Technically, Susanna and her accomplices have once again brilliantly reinvented a handful of internationally popular songs with a minimal amount of instruments, finely treated: piano and organ, guitar and pedal steel, and subtle drums all make way for her uncomfortably direct vocals, executed with perfect precision. Emotionally, however, this is perhaps one of the most painful releases of the year to listen to. Susanna sings with so much weight and conviction that I find myself nearly in tears, horrified during every second of these 14 songs (...and I love it).

 

Rune Grammofon

Flower of Evil is ironically her take on popular and quite palatble pieces while Melody Mountain was her take on, as Rune Grammofon claims, "difficult" songs. The command on all of these songs is beyond astonishing. The instrumental ingredients are so simple yet the sound is vast enough to get completely lost, wrapped up in the emotions. With this album on, all divided focus on extraneous matters vanishes, everything else becomes trivial. It includes her version of "Jailbreak," adding to my argument of Thin Lizzy over AC/DC, Black Sabbath's "Changes," and Prince's underrated Lovesexy track "Dance On," each executed with a delicacy and tenderness none of those authors I'm certain ever remotely envisioned.

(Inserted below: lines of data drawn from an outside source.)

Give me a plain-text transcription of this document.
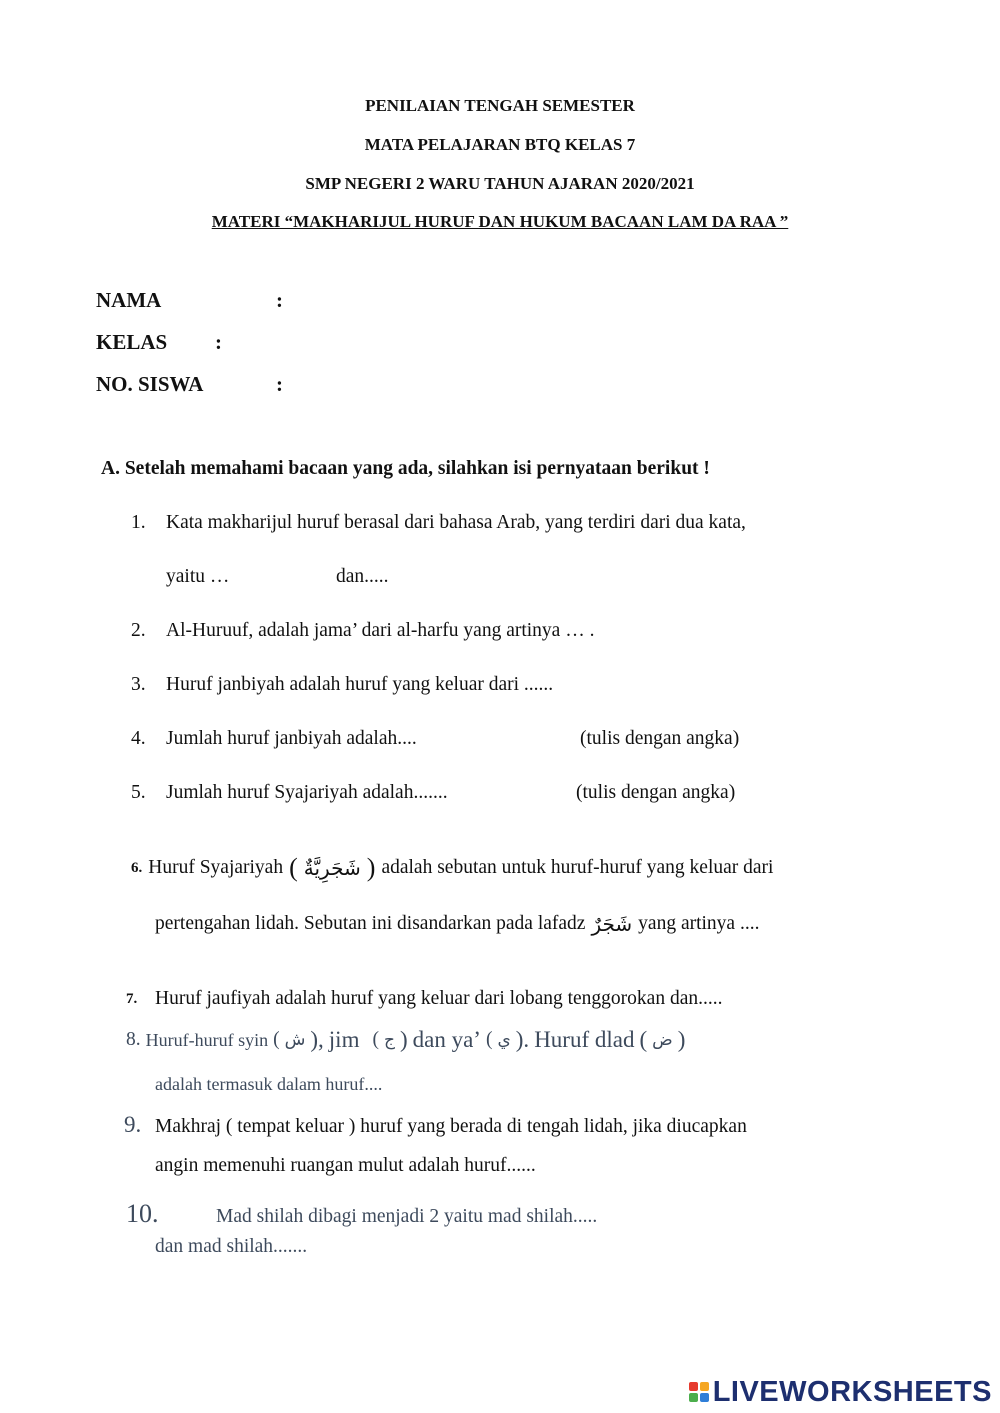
PENILAIAN TENGAH SEMESTER
MATA PELAJARAN BTQ KELAS 7
SMP NEGERI 2 WARU TAHUN AJARAN 2020/2021
MATERI “MAKHARIJUL HURUF DAN HUKUM BACAAN LAM DA RAA ”
NAMA	:
KELAS :
NO. SISWA	:
A. Setelah memahami bacaan yang ada, silahkan isi pernyataan berikut !
1. Kata makharijul huruf berasal dari bahasa Arab, yang terdiri dari dua kata,
yaitu …	dan.....
2. Al-Huruuf, adalah jama’ dari al-harfu yang artinya … .
3. Huruf janbiyah adalah huruf yang keluar dari ......
4. Jumlah huruf janbiyah adalah....	(tulis dengan angka)
5. Jumlah huruf Syajariyah adalah.......	(tulis dengan angka)
6. Huruf Syajariyah ( شَجَرِيَّةٌ ) adalah sebutan untuk huruf-huruf yang keluar dari
pertengahan lidah. Sebutan ini disandarkan pada lafadz شَجَرٌ yang artinya ....
7. Huruf jaufiyah adalah huruf yang keluar dari lobang tenggorokan dan.....
8. Huruf-huruf syin ( ش ), jim ( ج ) dan ya’ ( ي ). Huruf dlad ( ض )
adalah termasuk dalam huruf....
9. Makhraj ( tempat keluar ) huruf yang berada di tengah lidah, jika diucapkan
angin memenuhi ruangan mulut adalah huruf......
10.	Mad shilah dibagi menjadi 2 yaitu mad shilah.....
dan mad shilah.......
LIVEWORKSHEETS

What I want to know is this: who hurt Susanna so much that has driven her to such depths? I'm quite familiar with the words to Abba's "Lay All Your Love On Me" but to have them sung with such honesty makes me pretty much unable to ever hear this song the same way again. Her heart-wrenching delivery of lines like "I feel a kind of fear when I don't have you near / Unsatisfied, I skip my pride, I beg you dear..." has hundreds of times more weight than the Swedes ever gave us (and undeniably destroys Erasure). Her version of "Without You" with Bonnie "Prince" Billy (one of two with him on the disc) needs to be substituted in future DVD releases of Rules of Attraction for the film's only saving grace: that bathtub suicide scene. And most achingly, the Tom Petty classic "Don't Come Around Here No More" has been transformed from what I considered a rather upbeat and snarky tune (we all remember the music video homage to Alice In Wonderland) to a caustic manifesto upon a boyfriend or husband who must have just beaten her, where I'm sure she has changed the locks and called the cops.

My warning goes out to parents of awkward, uncomfortable, over emotional (which is pretty much -all-) teenagers: don't worry about hip hop, hardcore, or death metal... worry about Susanna. She has proven here that she is far more dangerous with her simple but direct execution.